2. Run the following commands to download the source code and pretrained models of the ChatGLM3-6B project:
```
git clone https://github.com/THUDM/ChatGLM3.git
git clone https://www.modelscope.cn/ZhipuAI/chatglm3-6b.git --depth=1
```
3. Run the following command to view the current working directory:
```
ls -l
```
  After the download process is complete, the current directory is displayed as shown in the following figure.
Run the following command to deploy a runtime environment.

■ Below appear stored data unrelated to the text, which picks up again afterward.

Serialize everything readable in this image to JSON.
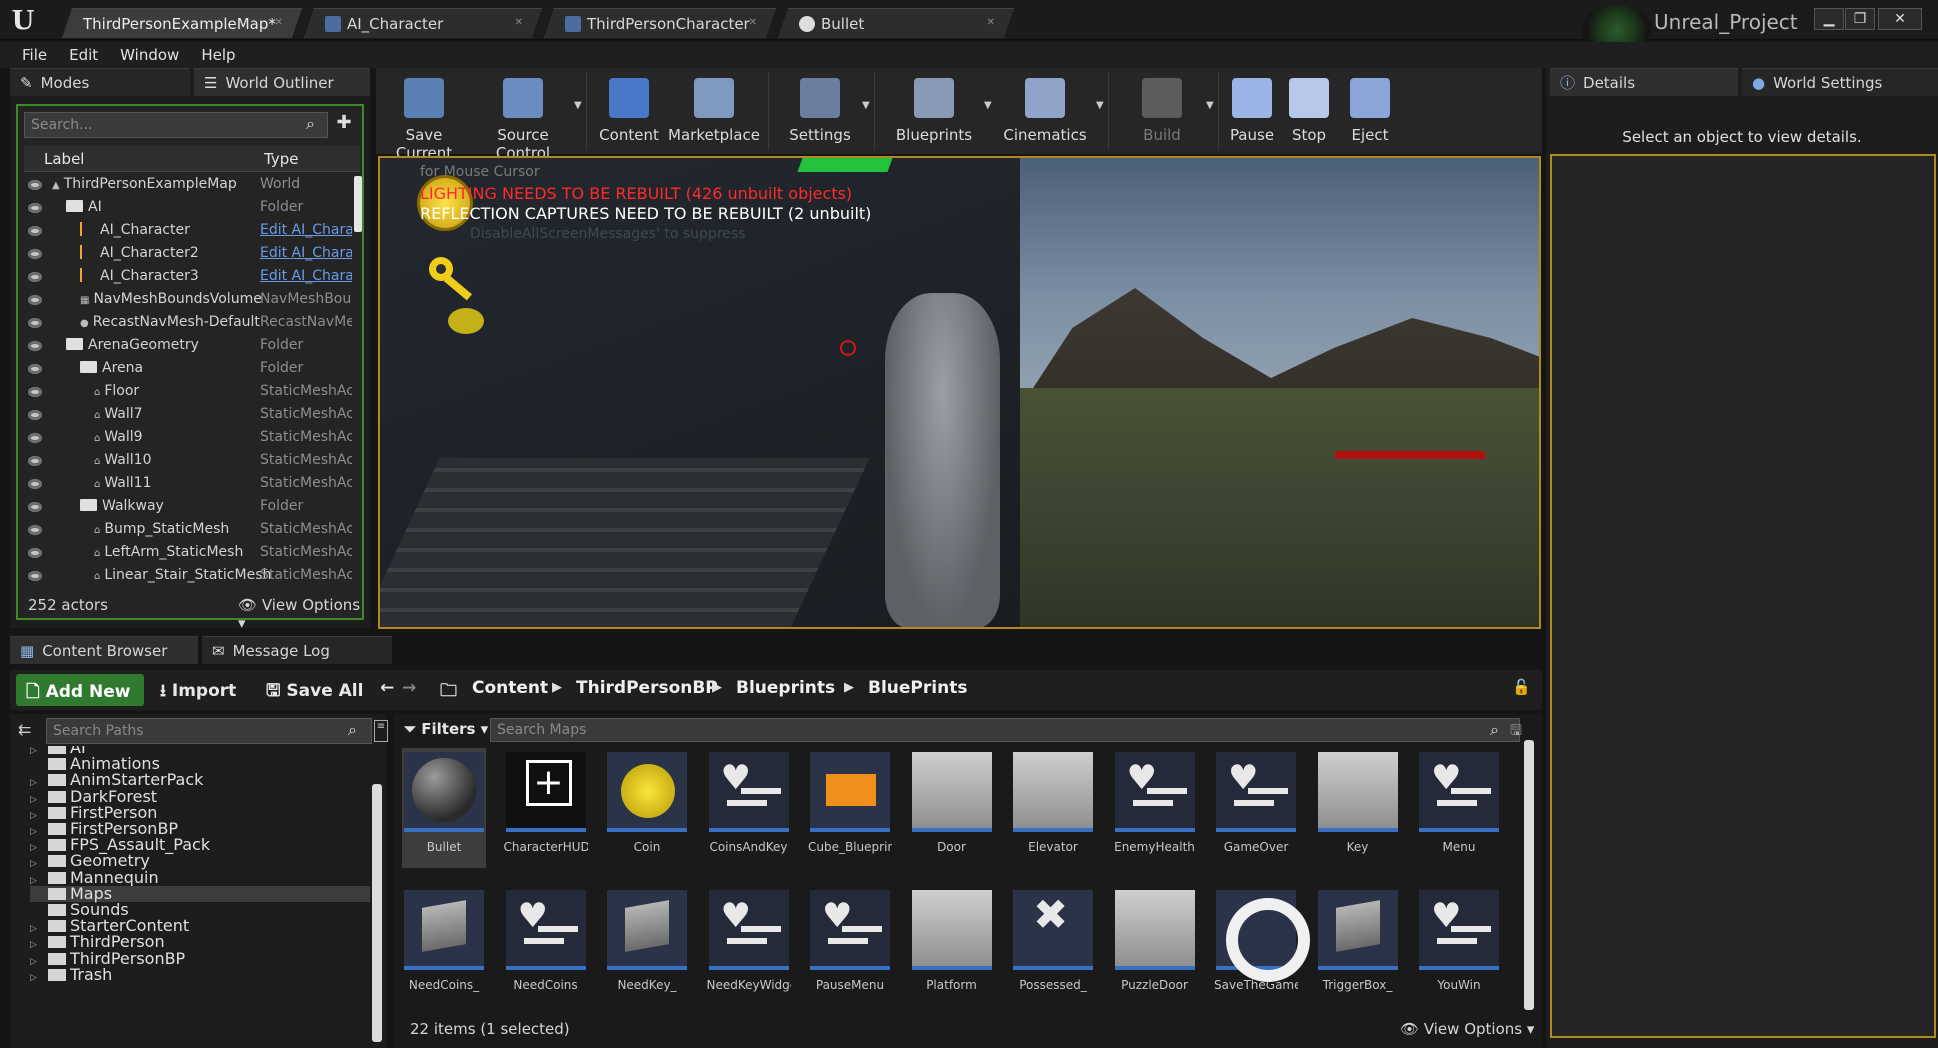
{
  "titlebar": {
    "tabs": [
      {
        "label": "ThirdPersonExampleMap*"
      },
      {
        "label": "AI_Character"
      },
      {
        "label": "ThirdPersonCharacter"
      },
      {
        "label": "Bullet"
      }
    ],
    "project_name": "Unreal_Project",
    "logo": "U"
  },
  "menu": [
    "File",
    "Edit",
    "Window",
    "Help"
  ],
  "left_panel": {
    "tabs": [
      "Modes",
      "World Outliner"
    ],
    "search_placeholder": "Search...",
    "columns": {
      "label": "Label",
      "type": "Type"
    },
    "rows": [
      {
        "label": "ThirdPersonExampleMap",
        "type": "World",
        "indent": 0,
        "icon": "world",
        "link": false
      },
      {
        "label": "AI",
        "type": "Folder",
        "indent": 1,
        "icon": "folder",
        "link": false
      },
      {
        "label": "AI_Character",
        "type": "Edit AI_Character",
        "indent": 2,
        "icon": "actor",
        "link": true
      },
      {
        "label": "AI_Character2",
        "type": "Edit AI_Character",
        "indent": 2,
        "icon": "actor",
        "link": true
      },
      {
        "label": "AI_Character3",
        "type": "Edit AI_Character",
        "indent": 2,
        "icon": "actor",
        "link": true
      },
      {
        "label": "NavMeshBoundsVolume",
        "type": "NavMeshBoundsVolume",
        "indent": 2,
        "icon": "nav",
        "link": false
      },
      {
        "label": "RecastNavMesh-Default",
        "type": "RecastNavMesh",
        "indent": 2,
        "icon": "sphere",
        "link": false
      },
      {
        "label": "ArenaGeometry",
        "type": "Folder",
        "indent": 1,
        "icon": "folder",
        "link": false
      },
      {
        "label": "Arena",
        "type": "Folder",
        "indent": 2,
        "icon": "folder",
        "link": false
      },
      {
        "label": "Floor",
        "type": "StaticMeshActor",
        "indent": 3,
        "icon": "mesh",
        "link": false
      },
      {
        "label": "Wall7",
        "type": "StaticMeshActor",
        "indent": 3,
        "icon": "mesh",
        "link": false
      },
      {
        "label": "Wall9",
        "type": "StaticMeshActor",
        "indent": 3,
        "icon": "mesh",
        "link": false
      },
      {
        "label": "Wall10",
        "type": "StaticMeshActor",
        "indent": 3,
        "icon": "mesh",
        "link": false
      },
      {
        "label": "Wall11",
        "type": "StaticMeshActor",
        "indent": 3,
        "icon": "mesh",
        "link": false
      },
      {
        "label": "Walkway",
        "type": "Folder",
        "indent": 2,
        "icon": "folder",
        "link": false
      },
      {
        "label": "Bump_StaticMesh",
        "type": "StaticMeshActor",
        "indent": 3,
        "icon": "mesh",
        "link": false
      },
      {
        "label": "LeftArm_StaticMesh",
        "type": "StaticMeshActor",
        "indent": 3,
        "icon": "mesh",
        "link": false
      },
      {
        "label": "Linear_Stair_StaticMesh",
        "type": "StaticMeshActor",
        "indent": 3,
        "icon": "mesh",
        "link": false
      }
    ],
    "actor_count": "252 actors",
    "view_options": "View Options"
  },
  "toolbar": [
    {
      "label": "Save Current",
      "icon": "save-icon",
      "dropdown": false,
      "enabled": true
    },
    {
      "label": "Source Control",
      "icon": "source-control-icon",
      "dropdown": true,
      "enabled": true
    },
    {
      "label": "Content",
      "icon": "content-icon",
      "dropdown": false,
      "enabled": true
    },
    {
      "label": "Marketplace",
      "icon": "marketplace-icon",
      "dropdown": false,
      "enabled": true
    },
    {
      "label": "Settings",
      "icon": "settings-icon",
      "dropdown": true,
      "enabled": true
    },
    {
      "label": "Blueprints",
      "icon": "blueprints-icon",
      "dropdown": true,
      "enabled": true
    },
    {
      "label": "Cinematics",
      "icon": "cinematics-icon",
      "dropdown": true,
      "enabled": true
    },
    {
      "label": "Build",
      "icon": "build-icon",
      "dropdown": true,
      "enabled": false
    },
    {
      "label": "Pause",
      "icon": "pause-icon",
      "dropdown": false,
      "enabled": true
    },
    {
      "label": "Stop",
      "icon": "stop-icon",
      "dropdown": false,
      "enabled": true
    },
    {
      "label": "Eject",
      "icon": "eject-icon",
      "dropdown": false,
      "enabled": true
    }
  ],
  "viewport": {
    "msg_mouse": "for Mouse Cursor",
    "msg_lighting": "LIGHTING NEEDS TO BE REBUILT (426 unbuilt objects)",
    "msg_reflection": "REFLECTION CAPTURES NEED TO BE REBUILT (2 unbuilt)",
    "msg_hidden": "DisableAllScreenMessages' to suppress"
  },
  "details": {
    "tabs": [
      "Details",
      "World Settings"
    ],
    "hint": "Select an object to view details."
  },
  "content_browser": {
    "tabs": [
      "Content Browser",
      "Message Log"
    ],
    "add_new": "Add New",
    "import": "Import",
    "save_all": "Save All",
    "breadcrumb": [
      "Content",
      "ThirdPersonBP",
      "Blueprints",
      "BluePrints"
    ],
    "path_search_placeholder": "Search Paths",
    "paths": [
      {
        "label": "AI",
        "expandable": true,
        "selected": false
      },
      {
        "label": "Animations",
        "expandable": false,
        "selected": false
      },
      {
        "label": "AnimStarterPack",
        "expandable": true,
        "selected": false
      },
      {
        "label": "DarkForest",
        "expandable": true,
        "selected": false
      },
      {
        "label": "FirstPerson",
        "expandable": true,
        "selected": false
      },
      {
        "label": "FirstPersonBP",
        "expandable": true,
        "selected": false
      },
      {
        "label": "FPS_Assault_Pack",
        "expandable": true,
        "selected": false
      },
      {
        "label": "Geometry",
        "expandable": true,
        "selected": false
      },
      {
        "label": "Mannequin",
        "expandable": true,
        "selected": false
      },
      {
        "label": "Maps",
        "expandable": false,
        "selected": true
      },
      {
        "label": "Sounds",
        "expandable": false,
        "selected": false
      },
      {
        "label": "StarterContent",
        "expandable": true,
        "selected": false
      },
      {
        "label": "ThirdPerson",
        "expandable": true,
        "selected": false
      },
      {
        "label": "ThirdPersonBP",
        "expandable": true,
        "selected": false
      },
      {
        "label": "Trash",
        "expandable": true,
        "selected": false
      }
    ],
    "filters": "Filters",
    "search_placeholder": "Search Maps",
    "assets": [
      {
        "name": "Bullet",
        "thumb": "sphere",
        "selected": true
      },
      {
        "name": "CharacterHUD",
        "thumb": "hud",
        "selected": false
      },
      {
        "name": "Coin",
        "thumb": "coin",
        "selected": false
      },
      {
        "name": "CoinsAndKey",
        "thumb": "heart",
        "selected": false
      },
      {
        "name": "Cube_Blueprint",
        "thumb": "orange",
        "selected": false
      },
      {
        "name": "Door",
        "thumb": "grey",
        "selected": false
      },
      {
        "name": "Elevator",
        "thumb": "grey",
        "selected": false
      },
      {
        "name": "EnemyHealth",
        "thumb": "heart",
        "selected": false
      },
      {
        "name": "GameOver",
        "thumb": "heart",
        "selected": false
      },
      {
        "name": "Key",
        "thumb": "grey",
        "selected": false
      },
      {
        "name": "Menu",
        "thumb": "heart",
        "selected": false
      },
      {
        "name": "NeedCoins_",
        "thumb": "cube",
        "selected": false
      },
      {
        "name": "NeedCoins",
        "thumb": "heart",
        "selected": false
      },
      {
        "name": "NeedKey_",
        "thumb": "cube",
        "selected": false
      },
      {
        "name": "NeedKeyWidget",
        "thumb": "heart",
        "selected": false
      },
      {
        "name": "PauseMenu",
        "thumb": "heart",
        "selected": false
      },
      {
        "name": "Platform",
        "thumb": "grey",
        "selected": false
      },
      {
        "name": "Possessed_",
        "thumb": "cross",
        "selected": false
      },
      {
        "name": "PuzzleDoor",
        "thumb": "grey",
        "selected": false
      },
      {
        "name": "SaveTheGame",
        "thumb": "ring",
        "selected": false
      },
      {
        "name": "TriggerBox_",
        "thumb": "cube",
        "selected": false
      },
      {
        "name": "YouWin",
        "thumb": "heart",
        "selected": false
      }
    ],
    "item_count": "22 items (1 selected)",
    "view_options": "View Options"
  }
}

A large number of Python AI dependencies are integrated into AC2. You can use Yellowdog Updater Modified (YUM) or Dandified YUM (DNF) to install Python runtime dependencies.
```
yum install -y python3-{transformers,sentencepiece,protobuf,accelerate}
```
Chat with the chatbot.
1. Run the following commands to modify the model load parameters.
  A sample terminal script is provided in the project source code, which allows you to run the ChatGLM3-6B model to chat with the chatbot on premises. Before you run the script, modify the model load parameters to load the models with BFloat16 precision and accelerate the loading process by using the AVX-512 instruction set for CPUs.
```
cd /workspace/ChatGLM3/basic_demo
grep "import torch" cli_demo.py 2>&1 >/dev/null || sed -i "3i\import torch" cli_demo.py
sed -i 's/"auto")/"auto", torch_dtype=torch.bfloat16)/g' cli_demo.py
```
2. Run the following commands to start the chatbot:
```
export MODEL_PATH="/workspace/chatglm3-6b"
python3 cli_demo.py
```
  After the deployment process is complete, you can enter text in the User: prompt to chat with the ChatGLM3-6B model in real time.
  Note
  You can run the stop command to exit the chatbot.